On Tuesday another rare work by the late May Barrie was donated to the University of Wollongong Art Collection.
The award-winning Illawarra sculptor created the maquette Winged Bull in 1969 as a model of a sculpture that now stands at St Luke’s Church in Liverpool.
The maquette was acquired by Roberta Bell-Allen, who was herself a figure in Wollongong’s artistic community and a friend of Ms Barrie. Both women were members of the Wollongong Art Society in the 1960s.
Now in her 90s, Ms Bell-Allen, through her friendship with UOW alumna Jules McCue, has generously donated the maquette to the UOW Art Collection.
Ms Barrie, who died in 2014 at the age of 96, continued to sculpt well into her 90s and her works are held in numerous private and public art collections across the country.
She is best known for her work with granite and stone, much of it mined from near her home in the foothills of the Illawarra escarpment at Calderwood.

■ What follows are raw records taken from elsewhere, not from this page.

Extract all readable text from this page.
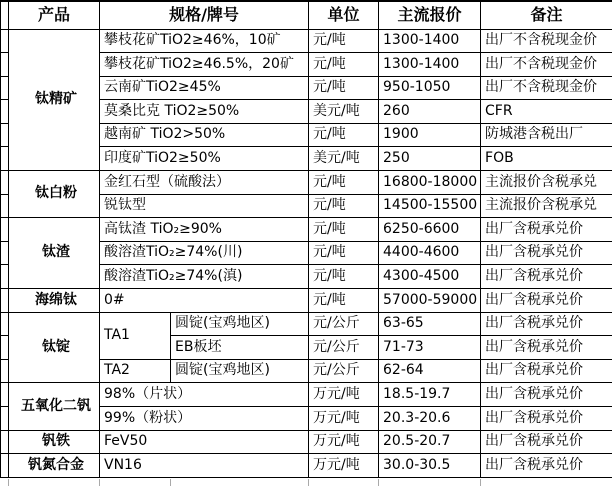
	产品	规格/牌号		单位	主流报价	备注
	钛精矿	攀枝花矿TiO2≥46%，10矿		元/吨	1300-1400	出厂不含税现金价
		攀枝花矿TiO2≥46.5%，20矿		元/吨	1300-1400	出厂不含税现金价
		云南矿TiO2≥45%		元/吨	950-1050	出厂不含税现金价
		莫桑比克 TiO2≥50%		美元/吨	260	CFR
		越南矿 TiO2>50%		元/吨	1900	防城港含税出厂
		印度矿TiO2≥50%		美元/吨	250	FOB
	钛白粉	金红石型（硫酸法）		元/吨	16800-18000	主流报价含税承兑
		锐钛型		元/吨	14500-15500	主流报价含税承兑
	钛渣	高钛渣 TiO₂≥90%		元/吨	6250-6600	出厂含税承兑价
		酸溶渣TiO₂≥74%(川)		元/吨	4400-4600	出厂含税承兑价
		酸溶渣TiO₂≥74%(滇)		元/吨	4300-4500	出厂含税承兑价
	海绵钛	0#		元/吨	57000-59000	出厂含税承兑价
	钛锭	TA1	圆锭(宝鸡地区)	元/公斤	63-65	出厂含税承兑价
			EB板坯	元/公斤	71-73	出厂含税承兑价
		TA2	圆锭(宝鸡地区)	元/公斤	62-64	出厂含税承兑价
	五氧化二钒	98%（片状）		万元/吨	18.5-19.7	出厂含税承兑价
		99%（粉状）		万元/吨	20.3-20.6	出厂含税承兑价
	钒铁	FeV50		万元/吨	20.5-20.7	出厂含税承兑价
	钒氮合金	VN16		万元/吨	30.0-30.5	出厂含税承兑价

UOW Art Collection director Senior Professor Amanda Lawson said the university was delighted to receive an artwork that had strong ties to the Wollongong artistic community.
“The Winged Bull maquette is a special piece that captures the working process of a major artist of the region,” Prof Lawson said.
“It is wonderful to have a permanent place for it in the university’s art collection, and we are very grateful to Roberta Bell-Allen for generously donating this sculpture.”
UOW is already home to Viva Solaris, a sculpture Ms Barrie created in 1976.
The totemic stone sculpture located on McKinnon Lawn was one of the first artworks acquired by the university.
The latest donation coincides with the launch of a May Barrie exhibition at Project Contemporary Artspace in Wollongong.